Bruxelles : le canal, épine dorsale du renouveau urbain

© Atenor

Le défi actuel de la capitale européenne est au logement et à la requalification urbaine. Longtemps oublié, le canal qui la traverse est aujourd’hui en passe de devenir l’épine dorsale de tous les enjeux urbains. Acteurs privés et publics surfent sur le développement de cette zone stratégique et de ses abords.

Non loin de la place Sainctelette, les grues refleurissent aujourd’hui en bordure du canal. Egout à ciel ouvert bordé de chancres d’une époque industrielle révolue, le canal qui traverse la capitale du sud-ouest au nord-est redevient lentement l’épine dorsale de tous les enjeux urbains. Pont entre populations, brassage des cultures et d’événements engagés, passerelle entre quartiers économiquement précaires à revaloriser, cette voie d’eau trop longtemps négligée retrouve aujourd’hui toutes les vertus dans la bouche des responsables locaux communaux et régionaux.

Pourtant, de la coupe aux lèvres, le chemin reste long et semé d’embûches. Et si entre le site de Tour et Taxis – qui accueille la semaine prochaine le salon belge des professionnels de l’immobilier, Realty Brussels – et celui des abattoirs d’Anderlecht, le canal relie bien Molenbeek-Saint-Jean aux quartiers bruxellois du Béguinage, des Quais, Dansaert, de la Senne et Anneessens, il les traverse mais est physiquement perçu comme une barrière, un mur. C’est là son principal problème.

Les causes ? Le niveau d’eau trop bas, la sous-exploitation fluviale passé le Bassin du Port, le peu de passerelles piétonnes agréables à emprunter et des chantiers qui n’en finissent pas… L’accessibilité à celui-ci et la possibilité d’activités directement en lien avec l’eau manquent cruellement, sauf, peut-être, le temps d’un éphémère Bruxelles-les-Bains estival.

Du concret… sur plans

Une série d’initiatives privées courageuses se sont pourtant multipliées ces dernières années.
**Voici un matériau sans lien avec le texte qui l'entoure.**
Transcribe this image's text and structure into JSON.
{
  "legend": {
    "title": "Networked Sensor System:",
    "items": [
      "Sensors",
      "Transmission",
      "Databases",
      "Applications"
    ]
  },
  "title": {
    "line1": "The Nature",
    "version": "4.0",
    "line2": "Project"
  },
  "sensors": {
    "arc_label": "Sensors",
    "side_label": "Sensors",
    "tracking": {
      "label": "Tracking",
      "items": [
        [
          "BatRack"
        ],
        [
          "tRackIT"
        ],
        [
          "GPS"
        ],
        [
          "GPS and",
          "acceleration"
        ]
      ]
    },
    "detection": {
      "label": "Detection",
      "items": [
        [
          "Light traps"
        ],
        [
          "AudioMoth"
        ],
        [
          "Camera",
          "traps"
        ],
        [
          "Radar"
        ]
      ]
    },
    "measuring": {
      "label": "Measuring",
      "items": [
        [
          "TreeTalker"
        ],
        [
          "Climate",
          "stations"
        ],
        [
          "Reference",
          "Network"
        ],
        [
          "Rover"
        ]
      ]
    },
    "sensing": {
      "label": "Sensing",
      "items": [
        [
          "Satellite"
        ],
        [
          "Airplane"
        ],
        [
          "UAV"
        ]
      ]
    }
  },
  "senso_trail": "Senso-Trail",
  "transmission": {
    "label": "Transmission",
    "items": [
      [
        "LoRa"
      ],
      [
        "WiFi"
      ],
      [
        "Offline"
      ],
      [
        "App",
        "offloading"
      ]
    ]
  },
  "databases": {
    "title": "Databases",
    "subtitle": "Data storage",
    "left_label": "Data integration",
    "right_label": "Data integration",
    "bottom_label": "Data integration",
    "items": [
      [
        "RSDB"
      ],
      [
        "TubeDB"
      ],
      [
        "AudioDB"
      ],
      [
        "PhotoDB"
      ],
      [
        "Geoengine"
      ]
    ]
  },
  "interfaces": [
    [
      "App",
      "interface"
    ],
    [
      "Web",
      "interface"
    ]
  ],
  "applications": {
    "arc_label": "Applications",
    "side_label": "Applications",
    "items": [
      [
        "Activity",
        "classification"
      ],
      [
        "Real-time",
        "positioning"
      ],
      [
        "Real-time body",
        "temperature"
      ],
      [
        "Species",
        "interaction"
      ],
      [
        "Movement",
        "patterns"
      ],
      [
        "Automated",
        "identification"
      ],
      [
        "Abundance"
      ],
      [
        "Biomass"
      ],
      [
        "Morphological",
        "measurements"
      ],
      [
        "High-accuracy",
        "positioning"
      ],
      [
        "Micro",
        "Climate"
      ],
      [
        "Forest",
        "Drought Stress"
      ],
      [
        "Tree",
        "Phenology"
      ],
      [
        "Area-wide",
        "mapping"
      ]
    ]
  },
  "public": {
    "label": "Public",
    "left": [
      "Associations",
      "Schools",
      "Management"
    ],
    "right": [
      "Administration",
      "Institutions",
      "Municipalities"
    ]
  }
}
Elles ont su interpeller les résidents et attirer l’attention des pouvoirs publics. Le cumul actuel des projets, leur rapidité à modifier perceptiblement l’image de la ville demanderaient aujourd’hui une étude visionnaire et politiquement réaliste. Pour être efficace à pareille échelle – fort peu maîtrisée jusqu’ici tant par la Région que par la Ville de Bruxelles -, intervenir de manière innovante sur la planification urbaine semble aussi urgent que primordial pour en finir avec l’anarchie.

Du côté des pouvoirs publics, on se dit d’ailleurs – enfin – conscient des enjeux. Les nombreuses initiatives privées n’y sont d’ailleurs pas étrangères, surtout quand elles provoquent un battage médiatique autour de l’identité de certains investisseurs étrangers.

“Le canal est l’échine du développement actuel et futur de Bruxelles”, ose désormais le ministre-président Charles Picqué. Rappelant au passage que, dans le plan régional de développement (PRD), les abords de cette voie navigable représentent déjà une zone au potentiel conséquent, ce dernier ajoute qu’une étude canal débutera fin mai. La Région de Bruxelles-Capitale (Ndlr ; stand Realty 3111) désignera alors l’équipe lauréate, parmi les trois toujours en course suite à l’appel lancé en octobre 2011. Celle-ci planchera alors sur les nouvelles directives à suivre pour construire harmonieusement “vue sur canal” et donner une nouvelle image de la capitale par ce biais. Les différents arrêtés d’exécution du PRAS (Ndlr ; Plan régional d’affectation du sol) démographique, récemment approuvé, devraient également apporter de nouvelles donnes et orientations à ce sujet.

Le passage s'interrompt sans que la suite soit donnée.